2. I think Matthew used Mark, supplemented by oral sources. Maybe a written source, but if so that is unrecoverable.
3. I think Luke used Mark and Matthew, supplemented by oral sources. And may have known and engaged John.
To my mind (and Stephanie Fischer this may be directed to you as well), Farrer theorists do not usually dispute significant additional sources (e.g. oral traditions). And do not rule out-of-hand written sources. But there is a tendency to not rely on sources that are speculative, and especially reject a common written source that both Luke and Matthew used, since the basis for that is tenuous.
And as Ed Sanders pointed out many years ago, the real situation is indeed probably very complex, and involves re-oralization, developing readings and liturgy in churches, etc. But that shouldn't stop us from trying to figure it out.
> -----Original Message-----
> From: Synoptic@yahoogroups.com [mailto:Synoptic@yahoogroups.com] On
> Behalf Of Chuck Jones
> Sent: Thursday, February 05, 2009 10:47 AM
> To: Synoptic@yahoogroups.com
> Subject: Re: [Synoptic-L] Theory Types
> Sorry to take one more stab at this, but I'm doing so because you never
> responded to this observation:
> Implicit in posts from you and Mark Matson, the Griesbach hypothesis or
> any other version of Markan non-priority is not possible. You argued
> that it is obvious that Mark (1) was not written from sources and (2)
> is formatically different from Mt and Lk.
> Would you agree to the above statement and make the implicit explicit?
> Rev.
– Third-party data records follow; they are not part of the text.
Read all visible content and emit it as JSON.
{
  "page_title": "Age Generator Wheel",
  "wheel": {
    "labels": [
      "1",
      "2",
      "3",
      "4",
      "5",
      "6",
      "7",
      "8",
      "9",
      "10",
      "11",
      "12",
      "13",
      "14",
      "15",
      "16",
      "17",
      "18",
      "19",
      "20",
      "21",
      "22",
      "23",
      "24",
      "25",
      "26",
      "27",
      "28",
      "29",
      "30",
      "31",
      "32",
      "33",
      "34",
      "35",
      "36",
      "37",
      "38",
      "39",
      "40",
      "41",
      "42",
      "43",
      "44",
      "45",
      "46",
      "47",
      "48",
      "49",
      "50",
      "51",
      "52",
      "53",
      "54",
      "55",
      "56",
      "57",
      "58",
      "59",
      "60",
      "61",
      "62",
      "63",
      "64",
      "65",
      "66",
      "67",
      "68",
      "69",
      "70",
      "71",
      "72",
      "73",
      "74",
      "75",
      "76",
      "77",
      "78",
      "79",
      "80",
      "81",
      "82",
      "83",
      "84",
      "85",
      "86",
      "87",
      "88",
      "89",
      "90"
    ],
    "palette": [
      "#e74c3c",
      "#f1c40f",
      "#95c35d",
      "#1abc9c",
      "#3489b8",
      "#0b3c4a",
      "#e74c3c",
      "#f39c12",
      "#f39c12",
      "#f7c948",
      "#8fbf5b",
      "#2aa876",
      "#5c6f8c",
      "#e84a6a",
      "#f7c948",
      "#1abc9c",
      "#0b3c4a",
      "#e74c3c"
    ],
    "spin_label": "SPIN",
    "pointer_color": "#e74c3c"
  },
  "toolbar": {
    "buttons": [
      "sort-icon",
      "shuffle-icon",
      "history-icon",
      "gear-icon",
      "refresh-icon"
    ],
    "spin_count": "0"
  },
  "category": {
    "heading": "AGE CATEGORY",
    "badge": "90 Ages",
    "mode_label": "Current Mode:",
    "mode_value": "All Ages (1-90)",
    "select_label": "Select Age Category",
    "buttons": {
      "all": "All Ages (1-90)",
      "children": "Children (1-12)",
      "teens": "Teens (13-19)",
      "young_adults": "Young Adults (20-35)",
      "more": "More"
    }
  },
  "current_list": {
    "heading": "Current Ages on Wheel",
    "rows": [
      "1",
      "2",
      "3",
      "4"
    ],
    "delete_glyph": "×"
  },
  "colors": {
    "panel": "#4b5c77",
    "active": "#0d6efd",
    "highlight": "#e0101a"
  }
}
Chuck Jones
> Atlanta, Georiga
> Bruce wrote:
> "...2SH is the dominant Synoptic theory of our time, and it is obvious
> that most of the
> listable alternatives, for which see conveniently Stephen Carlson's
> http://www.mindspri ng.com/~scarlson /synopt/, involve Markan
> "...Griesbach (2GH), or another Synoptic theory (Augustinian,
> Büsching, Jerusalem, Lindsey, de Wette, Marsh, Parker II, etc) ...
> Mark later than Matthew and/or Luke....
> "Stephen himself, on the page above cited, calls 2SH "dominant," and
> Griesbach (in America) and FGH (in England) as its main alternatives."